4. See Ibeto, 475 F.3d at 64; Paramedics, 369 F.3d at 653.

 

These threshold considerations having been met, this Court must address the five China Trade factors. Several of these factors counsel in favor of enjoining the Brazilian action. First, permitting the Brazilian litigation to continue will frustrate the general federal policy of promoting arbitration. Second, the fact that the Brazilian court will not apply the principles of the Carriage of Goods by Sea Act (“COGSA”) 5 may result in widely disparate results in these two actions. Indeed, the prospect of a more favorable outcome under Brazilian law seems to be the motivation behind Respondents’ effort to litigate in Brazil. This potential disparity, and the race to judgment that it could provoke, weigh in favor of an anti-suit injunction. Third, the equitable considerations involved, such as deterring forum shopping, also compel enjoining the foreign action. Fourth, it is likely that adjudication of the same issues in two separate actions would result in inconvenience, inconsistency, and a possible race to judgement.
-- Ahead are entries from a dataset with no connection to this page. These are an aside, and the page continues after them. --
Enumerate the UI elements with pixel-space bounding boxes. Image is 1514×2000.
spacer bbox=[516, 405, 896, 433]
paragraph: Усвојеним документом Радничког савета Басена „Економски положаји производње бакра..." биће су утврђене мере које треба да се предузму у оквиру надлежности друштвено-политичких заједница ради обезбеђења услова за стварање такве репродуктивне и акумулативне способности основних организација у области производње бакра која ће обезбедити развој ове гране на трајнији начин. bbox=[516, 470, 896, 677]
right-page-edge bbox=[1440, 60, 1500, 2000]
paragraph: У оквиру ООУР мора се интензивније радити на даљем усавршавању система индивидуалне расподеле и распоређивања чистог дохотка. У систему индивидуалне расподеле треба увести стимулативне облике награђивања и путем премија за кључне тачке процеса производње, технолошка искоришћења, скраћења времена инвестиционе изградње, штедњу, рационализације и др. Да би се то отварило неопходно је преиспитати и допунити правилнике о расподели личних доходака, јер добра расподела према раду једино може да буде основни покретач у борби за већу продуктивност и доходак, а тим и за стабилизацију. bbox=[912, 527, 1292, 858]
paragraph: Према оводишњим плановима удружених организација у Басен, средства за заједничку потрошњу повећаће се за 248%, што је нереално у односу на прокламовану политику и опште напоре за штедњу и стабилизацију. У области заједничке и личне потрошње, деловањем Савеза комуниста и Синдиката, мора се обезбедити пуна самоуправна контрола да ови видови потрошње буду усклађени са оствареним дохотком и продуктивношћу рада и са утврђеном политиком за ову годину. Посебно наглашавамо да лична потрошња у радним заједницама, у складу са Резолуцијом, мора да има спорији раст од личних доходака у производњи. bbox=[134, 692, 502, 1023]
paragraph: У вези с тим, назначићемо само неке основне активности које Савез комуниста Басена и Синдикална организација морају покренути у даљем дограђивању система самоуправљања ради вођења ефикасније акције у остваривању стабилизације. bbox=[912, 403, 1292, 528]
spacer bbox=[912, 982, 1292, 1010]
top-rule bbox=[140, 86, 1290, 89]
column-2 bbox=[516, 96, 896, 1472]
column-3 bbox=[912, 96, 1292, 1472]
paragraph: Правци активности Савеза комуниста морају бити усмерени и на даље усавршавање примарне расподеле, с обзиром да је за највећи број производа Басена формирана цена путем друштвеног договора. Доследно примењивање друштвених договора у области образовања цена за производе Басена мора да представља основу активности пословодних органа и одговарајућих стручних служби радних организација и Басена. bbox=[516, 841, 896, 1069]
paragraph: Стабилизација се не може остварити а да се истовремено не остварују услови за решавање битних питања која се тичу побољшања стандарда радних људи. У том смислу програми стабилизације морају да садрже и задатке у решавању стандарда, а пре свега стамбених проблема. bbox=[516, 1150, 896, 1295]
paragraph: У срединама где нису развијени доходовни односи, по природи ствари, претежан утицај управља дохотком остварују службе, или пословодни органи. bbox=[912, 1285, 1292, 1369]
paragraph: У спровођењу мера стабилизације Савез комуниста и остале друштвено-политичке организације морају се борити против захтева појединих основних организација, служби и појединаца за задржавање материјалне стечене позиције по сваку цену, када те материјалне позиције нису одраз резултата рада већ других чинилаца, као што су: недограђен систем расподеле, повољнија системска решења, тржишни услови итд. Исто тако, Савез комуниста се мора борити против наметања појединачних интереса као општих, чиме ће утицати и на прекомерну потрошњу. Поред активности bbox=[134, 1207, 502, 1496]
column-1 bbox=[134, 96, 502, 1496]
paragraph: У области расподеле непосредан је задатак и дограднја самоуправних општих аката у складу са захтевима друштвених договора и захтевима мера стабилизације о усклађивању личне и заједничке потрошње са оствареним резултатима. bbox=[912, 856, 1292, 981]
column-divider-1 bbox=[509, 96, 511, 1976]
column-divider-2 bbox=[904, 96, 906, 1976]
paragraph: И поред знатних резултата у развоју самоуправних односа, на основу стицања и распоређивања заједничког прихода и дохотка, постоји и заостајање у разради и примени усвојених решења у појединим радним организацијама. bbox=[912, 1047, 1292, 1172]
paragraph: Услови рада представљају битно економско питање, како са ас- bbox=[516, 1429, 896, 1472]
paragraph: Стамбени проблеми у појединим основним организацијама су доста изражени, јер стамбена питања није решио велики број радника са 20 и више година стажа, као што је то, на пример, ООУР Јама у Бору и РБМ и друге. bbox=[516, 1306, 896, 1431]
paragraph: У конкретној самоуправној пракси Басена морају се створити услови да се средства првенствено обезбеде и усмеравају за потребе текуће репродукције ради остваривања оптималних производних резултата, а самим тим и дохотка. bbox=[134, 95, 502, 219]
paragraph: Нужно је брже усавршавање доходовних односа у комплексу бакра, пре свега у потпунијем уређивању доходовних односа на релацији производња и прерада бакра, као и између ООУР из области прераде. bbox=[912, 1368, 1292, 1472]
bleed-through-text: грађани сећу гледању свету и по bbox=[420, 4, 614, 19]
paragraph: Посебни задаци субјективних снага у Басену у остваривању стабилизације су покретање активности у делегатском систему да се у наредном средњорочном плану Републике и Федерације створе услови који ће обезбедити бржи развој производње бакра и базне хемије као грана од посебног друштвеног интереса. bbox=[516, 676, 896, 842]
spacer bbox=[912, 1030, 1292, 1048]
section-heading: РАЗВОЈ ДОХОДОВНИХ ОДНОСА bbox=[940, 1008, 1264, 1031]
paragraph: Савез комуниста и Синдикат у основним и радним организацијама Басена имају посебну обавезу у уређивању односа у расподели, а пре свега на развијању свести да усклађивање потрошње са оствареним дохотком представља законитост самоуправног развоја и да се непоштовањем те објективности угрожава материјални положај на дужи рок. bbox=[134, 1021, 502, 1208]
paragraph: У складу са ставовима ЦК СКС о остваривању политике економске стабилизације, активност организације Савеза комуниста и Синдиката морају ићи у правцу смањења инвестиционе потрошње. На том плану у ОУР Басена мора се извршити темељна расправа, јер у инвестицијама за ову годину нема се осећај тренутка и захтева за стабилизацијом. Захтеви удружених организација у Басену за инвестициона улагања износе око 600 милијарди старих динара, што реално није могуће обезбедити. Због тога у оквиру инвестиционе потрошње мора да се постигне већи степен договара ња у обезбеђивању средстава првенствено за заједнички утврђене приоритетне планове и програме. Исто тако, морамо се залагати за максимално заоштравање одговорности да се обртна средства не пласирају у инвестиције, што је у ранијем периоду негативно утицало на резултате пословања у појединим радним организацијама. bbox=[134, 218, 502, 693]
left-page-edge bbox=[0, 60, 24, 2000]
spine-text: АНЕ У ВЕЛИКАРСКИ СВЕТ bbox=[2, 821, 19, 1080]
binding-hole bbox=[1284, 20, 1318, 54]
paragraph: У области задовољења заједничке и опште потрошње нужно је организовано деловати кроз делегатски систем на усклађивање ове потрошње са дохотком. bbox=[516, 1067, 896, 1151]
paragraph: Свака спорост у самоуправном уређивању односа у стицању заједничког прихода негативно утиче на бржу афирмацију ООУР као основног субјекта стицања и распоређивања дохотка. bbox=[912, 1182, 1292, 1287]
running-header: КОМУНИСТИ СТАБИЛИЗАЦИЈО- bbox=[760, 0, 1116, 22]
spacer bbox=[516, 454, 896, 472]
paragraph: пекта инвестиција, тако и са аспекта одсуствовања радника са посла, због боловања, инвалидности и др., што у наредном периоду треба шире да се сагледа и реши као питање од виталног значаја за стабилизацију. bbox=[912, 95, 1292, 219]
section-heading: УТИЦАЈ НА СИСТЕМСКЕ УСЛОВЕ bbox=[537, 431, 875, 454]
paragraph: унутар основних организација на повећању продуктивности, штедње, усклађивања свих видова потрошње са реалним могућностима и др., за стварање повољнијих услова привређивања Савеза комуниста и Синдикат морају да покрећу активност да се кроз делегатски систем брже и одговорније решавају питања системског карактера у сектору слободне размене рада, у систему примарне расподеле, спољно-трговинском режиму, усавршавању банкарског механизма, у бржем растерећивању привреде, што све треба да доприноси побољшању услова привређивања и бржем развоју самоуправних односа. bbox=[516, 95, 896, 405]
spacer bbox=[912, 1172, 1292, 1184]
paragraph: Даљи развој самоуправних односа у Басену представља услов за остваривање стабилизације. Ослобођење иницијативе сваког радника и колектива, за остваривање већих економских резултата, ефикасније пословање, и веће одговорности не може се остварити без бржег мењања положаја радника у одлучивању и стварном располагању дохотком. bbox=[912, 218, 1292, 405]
As discussed above, given that COGSA will be applicable in the New York arbitration but not in the Brazilian action, the outcomes could be inconsistent. Moreover, because the witnesses and evidence in both actions would likely be the same, there could be considerable inconvenience in shuttling witnesses between the venues for these two actions. Furthermore, one of the purposes of including a binding arbitration clause in a contract is to avoid extensive and expensive litigation. Forcing Stolt to pursue parallel litigation in Brazil while arbitrating the same issues in New York would likely impose unreasonable and unnecessary costs. Fifth, as both courts have in personam jurisdiction over the parties, there is no particular threat to this Court’s jurisdiction. However, given that the four other China Trade factors weigh in favor of an injunction, Stolt’s petition to enjoin the Respondents’ action in Brazil is granted.

 

5. 46 U.S.C. § 30701. See 4/1/11 Declaration of Iwam Jaeger, Jr., Stolt’s Brazilian Counsel, in Support of Petition to Compel Arbitration Pursuant to 9 U.S.C. §§ 1–307 and for an Anti–Suit Injunction ¶¶ 8–10.

 

E. Sanctions

Stolt requested in its petition that this Court award Stolt “costs and attorneys’ fees for this Petition …,” 6 Although Stolt does not make explicit under what rule of law it requests relief,7 the only authority cited in support of Stolt’s request, Bartels Dental Books Co. v. Schultz, concerns Rule 11 sanctions.8 Stolt has not, however, made a motion for sanctions “separately from other motions and requests” in accordance with Rule 11(c)(1)(B).9 Although this Court has the power to issue a show cause order on its own initiative, because “show cause orders will ordinarily be issued only in situations that are akin to contempt of court …” 0, such an order is not appropriate here. Stolt is, of course, free to bring a separate motion for sanctions, but because it has not done so, I do not reach the merits of whether the conduct of Respondents or their attorney merits sanctions. Stolt’s request for imposition of costs and attorneys’ fees is therefore denied.

 

6. Petition at 11.

 

7. See 5/4/11 Stolt’s Reply to Respondents’ Letter–Brief at 9.

 

8. 786 F.2d 486, 491 (2d Cir.1986).

 

9. Fed.R.Civ.P. 11(c)(1)(B).

 

0. Fed. R. Civ. P. 11, 1993 AdvisoryCommittee Note.

 

V. CONCLUSION

For the reasons set forth above, the petition to compel arbitration, and to enjoin Respondents’ Brazilian action until the conclusion of arbitration, is granted. Petitioner’s request for impositon of costs and fees is denied. The Clerk of the Court is directed to close this case.